The lower court, with written reasons for judgment, found that immediately prior to the collision the defendant was proceeding in an easterly direction and that *214 a Mr. Stanga was seated beside him in the cab of the truck and that when he gave the signal for the left hand turn he did not give it in time to warn the insured, who was approaching from his rear, of his intention to turn, and that at the time the signal was given the following car could not have been more than 100 feet from the truck. These reasons also found the defendant showed he had seen the car following in the rear and he, himself, set the speed at about 70 miles per hour. From this evidence the court concluded the defendant was guilty of gross negligence in making the left turn across the highway even though he had signalled just when he started to turn. Further, the lower court notes that Stanga testified that the defendant gave a signal and immediately something hit the back of the truck. The court below found that the signal was given by the defendant at a time when it was of no avail to the insured. Further, he found that the highway was straight at the scene of the accident and that the insured was traveling at a rate of speed of from 55 to 60 miles per hour, which, under the circumstances, was not excessive, and concluded that the proximate cause of the accident was the sole negligence of the defendant. It was further found that the insured skidded his car a distance of some 80 or 90 feet but was unable to bring it to a stop and avoid the collision; that the weather was dry and clear.

The amount of damages to the insured automobile was admitted and the only reason urged for reversal is that the lower court erred on a question of fact.

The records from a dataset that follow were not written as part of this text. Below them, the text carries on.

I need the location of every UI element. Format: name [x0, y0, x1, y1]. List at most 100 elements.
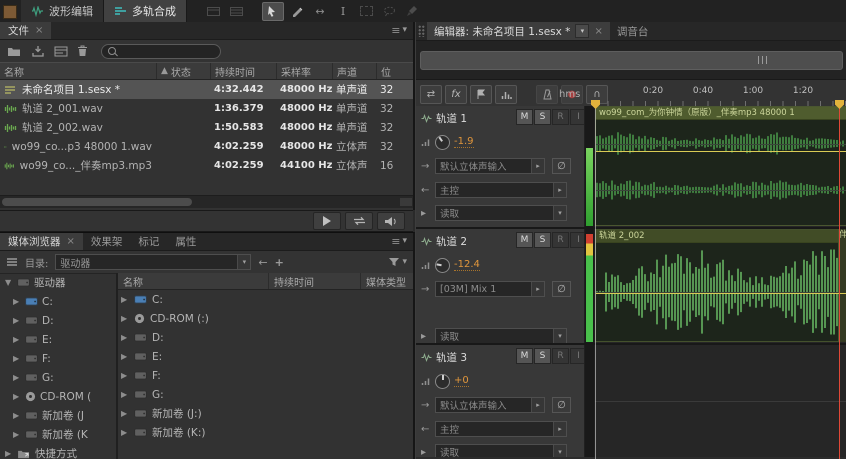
slip-tool-icon[interactable]: ↔	[310, 3, 330, 20]
col-status[interactable]: ▲ 状态	[156, 63, 210, 79]
col-duration[interactable]: 持续时间	[210, 63, 276, 79]
phase-invert-button[interactable]: ∅	[552, 397, 571, 413]
tab-mixer[interactable]: 调音台	[610, 22, 656, 40]
phase-invert-button[interactable]: ∅	[552, 281, 571, 297]
media-browser-panel-menu[interactable]: ≡ ▾	[385, 233, 413, 250]
ruler-unit-label[interactable]: hms	[559, 89, 580, 100]
directory-dropdown[interactable]: 驱动器 ▾	[55, 254, 252, 270]
volume-envelope[interactable]	[596, 151, 846, 152]
phase-invert-button[interactable]: ∅	[552, 158, 571, 174]
automation-mode-select[interactable]: 读取 ▾	[435, 444, 567, 457]
multitrack-view-icon[interactable]	[226, 3, 246, 20]
tree-item-shortcuts[interactable]: ▶ 快捷方式	[0, 444, 116, 459]
mute-button[interactable]: M	[516, 348, 533, 364]
expand-icon[interactable]: ▶	[121, 428, 129, 437]
col-channels[interactable]: 声道	[332, 63, 376, 79]
audio-clip[interactable]: 轨道 2_002	[595, 229, 846, 342]
metering-bars-icon[interactable]	[495, 85, 517, 104]
input-select[interactable]: 默认立体声输入 ▸	[435, 397, 545, 413]
solo-button[interactable]: S	[534, 109, 551, 125]
search-input[interactable]	[120, 44, 214, 58]
list-view-icon[interactable]	[6, 257, 18, 267]
expand-icon[interactable]: ▶	[13, 316, 21, 325]
expand-icon[interactable]: ▶	[13, 373, 21, 382]
expand-icon[interactable]: ▶	[121, 295, 129, 304]
volume-knob[interactable]	[435, 134, 450, 150]
col-media-type[interactable]: 媒体类型	[360, 273, 413, 289]
automation-mode-select[interactable]: 读取 ▾	[435, 328, 567, 343]
col-duration[interactable]: 持续时间	[268, 273, 360, 289]
expand-icon[interactable]: ▶	[13, 392, 21, 401]
scrollbar-thumb[interactable]	[2, 198, 192, 206]
filter-icon[interactable]: ▾	[388, 257, 407, 267]
back-icon[interactable]: ←	[258, 256, 267, 269]
list-item[interactable]: ▶ G:	[118, 385, 413, 404]
time-selection-tool-icon[interactable]: I	[333, 3, 353, 20]
marquee-tool-icon[interactable]	[356, 3, 376, 20]
expand-icon[interactable]: ▶	[121, 371, 129, 380]
waveform-view-icon[interactable]	[203, 3, 223, 20]
tree-item-cdrom[interactable]: ▶ CD-ROM (	[0, 387, 116, 406]
tree-item-drive[interactable]: ▶ F:	[0, 349, 116, 368]
list-item[interactable]: ▶ E:	[118, 347, 413, 366]
solo-button[interactable]: S	[534, 232, 551, 248]
expand-icon[interactable]: ▶	[121, 314, 129, 323]
close-icon[interactable]: ×	[594, 26, 602, 37]
tab-editor[interactable]: 编辑器: 未命名项目 1.sesx * ▾ ×	[427, 22, 610, 40]
input-monitor-button[interactable]: I	[570, 109, 584, 125]
col-sample-rate[interactable]: 采样率	[276, 63, 332, 79]
mute-button[interactable]: M	[516, 109, 533, 125]
list-item[interactable]: ▶ F:	[118, 366, 413, 385]
file-row[interactable]: 未命名项目 1.sesx * 4:32.442 48000 Hz 单声道 32	[0, 80, 413, 99]
tree-item-drive[interactable]: ▶ E:	[0, 330, 116, 349]
expand-icon[interactable]: ▶	[121, 409, 129, 418]
tab-markers[interactable]: 标记	[130, 233, 167, 250]
volume-value[interactable]: +0	[454, 375, 469, 387]
file-row[interactable]: wo99_co...p3 48000 1.wav 4:02.259 48000 …	[0, 137, 413, 156]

This case is somewhat similar to Messina v. Audubon Insurance Co., Inc., 67 So. 2d 143, 146, decided by this Court. There in we stated:

"The lower court held the failure of Duchan to exercise the necessary precautions in making a left turn to be the proximate cause of the accident. We fail to find any error in this decision of the lower court. Under the circumstances, the speed of Messina, 50 to 55 miles per hour was not excessive, as they were proceeding along a dry paved highway during daylight. At the time the turn was commenced by Duchan, Messina immediately applied his brakes and attempted to avoid the collision by pulling to the left. Although the accident might have been avoided had he turned to the right, we can only hold him to what a reasonable man would have done under the emergency, and the evidence does not show that his actions were unreasonable. If Duchan did hold out his hand to indicate a left turn, as some of the witnesses testified, he did not do so until he was ready to commence the turn, and was negligent in failure to exercise the precautions for making such a turn as is required by law."

The case of Sullivan v. Locke, La. App., 73 So. 2d 616, cited Louisiana Statutes Annotated Revised Statutes 32:236 and held that one attempting a left hand turn upon the highway is charged with the responsibility of being certain that this maneuver can be made in safety and without danger to normal overtaking traffic.

The judgment of the lower court is affirmed.